Select Committee on Transport, Local Government and the Regions Appendices to the Minutes of Evidence


Memorandum by the Department For Transport (CHT 10)

RAIL FREIGHT AND THE CHANNEL TUNNEL

BACKGROUND

  1.  The problem of would-be illegal immigrants exploiting rail freight services through the Channel Tunnel has been developing over the past four years. Initially the problem largely originated in the Italian freight yards around Milan, where illegal immigrants were smuggled into containers before these were despatched through France; but increasingly would-be illegal immigrants have been arriving in the Calais area by other routes. The problem of illegal migrants living rough in the Calais area led to the decision by the local authorities to requisition, from Eurotunnel, a disused construction hangar at Sangatte to convert into a Red Cross hostel. This has since been exploited by criminal gangs of traffickers and facilitators who direct the residents towards the various cross-Channel operations.

  2.  From January 2001 the numbers of illegal immigrants arriving in the UK on Eurotunnel's shuttle trains each month increased rapidly, reaching a peak of 807 in July 2001. To combat this disruption to their services, Eurotunnel installed progressively more robust anti-intrusion measures and increased its security resources. These took effect from August onwards; the result was that the traffickers looked to the weakest link in the area, which was now the freight yard at Fréthun. Although the French railway companies SNCF and RFF (the French infrastructure manager) had been talking since April last year of installing improved fencing and other security measures by the end of the year, this work had not started in October 2001 when the mass invasions of the freight yard began.

  3.  On 5 November 2001 the French rail freight operator, SNCF, announced that it was imposing restrictions on freight services through the Channel Tunnel because of the activities of illegal immigrants. These came into effect on 6 November 2001 and are still in place.

EFFECTS ON UK FREIGHT OPERATORS AND INDUSTRY

  4.  The effect of the restrictions on rail freight through the Channel Tunnel is being felt most particularly by the operator English, Welsh and Scottish Railway International (EWSI) and their customers, by freight aggregators and those responsible for rail freight terminals such as Daventry and Hams Hall. Before the restrictions began, EWSI and SNCF ran some 96 import trains a week. Since restrictions came in, the best week has seen 47 import trains run. Most weeks have seen fewer than 40. Up to 180 immigrants per week have been reaching the UK on these services. SNCF are currently trying to process six trains a day.

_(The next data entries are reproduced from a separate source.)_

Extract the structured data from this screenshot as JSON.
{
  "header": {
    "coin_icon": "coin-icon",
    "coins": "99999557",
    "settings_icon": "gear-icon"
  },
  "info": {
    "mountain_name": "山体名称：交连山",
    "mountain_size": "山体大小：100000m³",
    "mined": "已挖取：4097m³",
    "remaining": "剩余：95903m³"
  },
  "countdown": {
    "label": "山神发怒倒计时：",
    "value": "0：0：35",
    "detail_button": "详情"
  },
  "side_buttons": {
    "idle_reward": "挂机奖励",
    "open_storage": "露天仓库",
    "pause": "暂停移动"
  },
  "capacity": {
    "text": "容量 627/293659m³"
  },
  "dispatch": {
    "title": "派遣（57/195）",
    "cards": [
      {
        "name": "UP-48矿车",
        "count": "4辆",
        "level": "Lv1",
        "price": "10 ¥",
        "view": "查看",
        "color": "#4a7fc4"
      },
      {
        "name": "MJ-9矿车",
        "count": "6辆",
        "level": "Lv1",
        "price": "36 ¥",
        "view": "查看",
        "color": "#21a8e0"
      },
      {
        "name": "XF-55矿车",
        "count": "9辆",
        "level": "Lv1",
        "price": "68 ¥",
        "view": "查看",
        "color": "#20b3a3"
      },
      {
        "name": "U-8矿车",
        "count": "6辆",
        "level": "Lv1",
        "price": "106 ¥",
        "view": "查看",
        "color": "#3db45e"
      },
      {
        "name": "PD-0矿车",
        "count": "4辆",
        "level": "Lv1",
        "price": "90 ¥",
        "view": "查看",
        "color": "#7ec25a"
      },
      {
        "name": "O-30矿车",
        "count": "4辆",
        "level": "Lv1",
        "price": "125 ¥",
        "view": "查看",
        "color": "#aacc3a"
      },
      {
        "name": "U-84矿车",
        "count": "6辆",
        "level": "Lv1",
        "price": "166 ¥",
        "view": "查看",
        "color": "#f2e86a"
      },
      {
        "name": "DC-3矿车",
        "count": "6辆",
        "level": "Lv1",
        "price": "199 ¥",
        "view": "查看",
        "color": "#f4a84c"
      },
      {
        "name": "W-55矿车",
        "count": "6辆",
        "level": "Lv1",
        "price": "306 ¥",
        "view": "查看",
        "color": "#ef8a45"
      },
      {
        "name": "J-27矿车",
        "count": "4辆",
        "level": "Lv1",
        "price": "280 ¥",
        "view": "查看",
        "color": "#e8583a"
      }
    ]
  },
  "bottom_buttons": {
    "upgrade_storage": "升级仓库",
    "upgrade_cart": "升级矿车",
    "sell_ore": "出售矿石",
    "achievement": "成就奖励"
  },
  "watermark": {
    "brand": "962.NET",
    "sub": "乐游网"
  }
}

  5.  EWS advises that it is losing £500,000 a week. The disruption is also affecting wider interests, both major industry (in particular Scotch whisky and car industry) and freight forwarders/aggregators. Some of the operators have advised that they have been obliged to switch to other modes of transport in order to keep their supply chains running. The Rail Freight Group estimates that 8,000 jobs are at risk. Some forwarders have commenced redundancies. SNCF estimates that the current commercial demand is for around 75 trains per week (cf 96 pre-November). The damage to the business will be long-lasting.

  6.  The Rail Freight Group has approached the Strategic Rail Authority (SRA) to provide compensation to UK companies affected by the disruption. The SRA has indicated that those companies should in the first place pursue the options for compensation open to them under their commercial contracts, or through direct enforcement in the French courts of European Regulation 2679/98 on the free movement of goods. Companies seeking to enforce it directly through the French courts could include in their action a claim for losses incurred as a result of the restrictions. The Government has offered practical advice on the French legal system through its Paris Embassy.

UK GOVERNMENT ACTION

  7.  In 2001, the Home Office extended the Civil Penalty regime (introduced in 2000 for the road haulage industry) to rail freight through the Channel Tunnel, to put pressure on SNCF to adopt tighter security at its Fréthun terminal. The improved checking procedures introduced, in particular at Calais port, to avoid these penalties resulted in a displacement of the illegal immigrants' activities to the Eurotunnel terminal at Coquelles (to which the Civil Penalty regime was subsequently extended in October 2001)[1]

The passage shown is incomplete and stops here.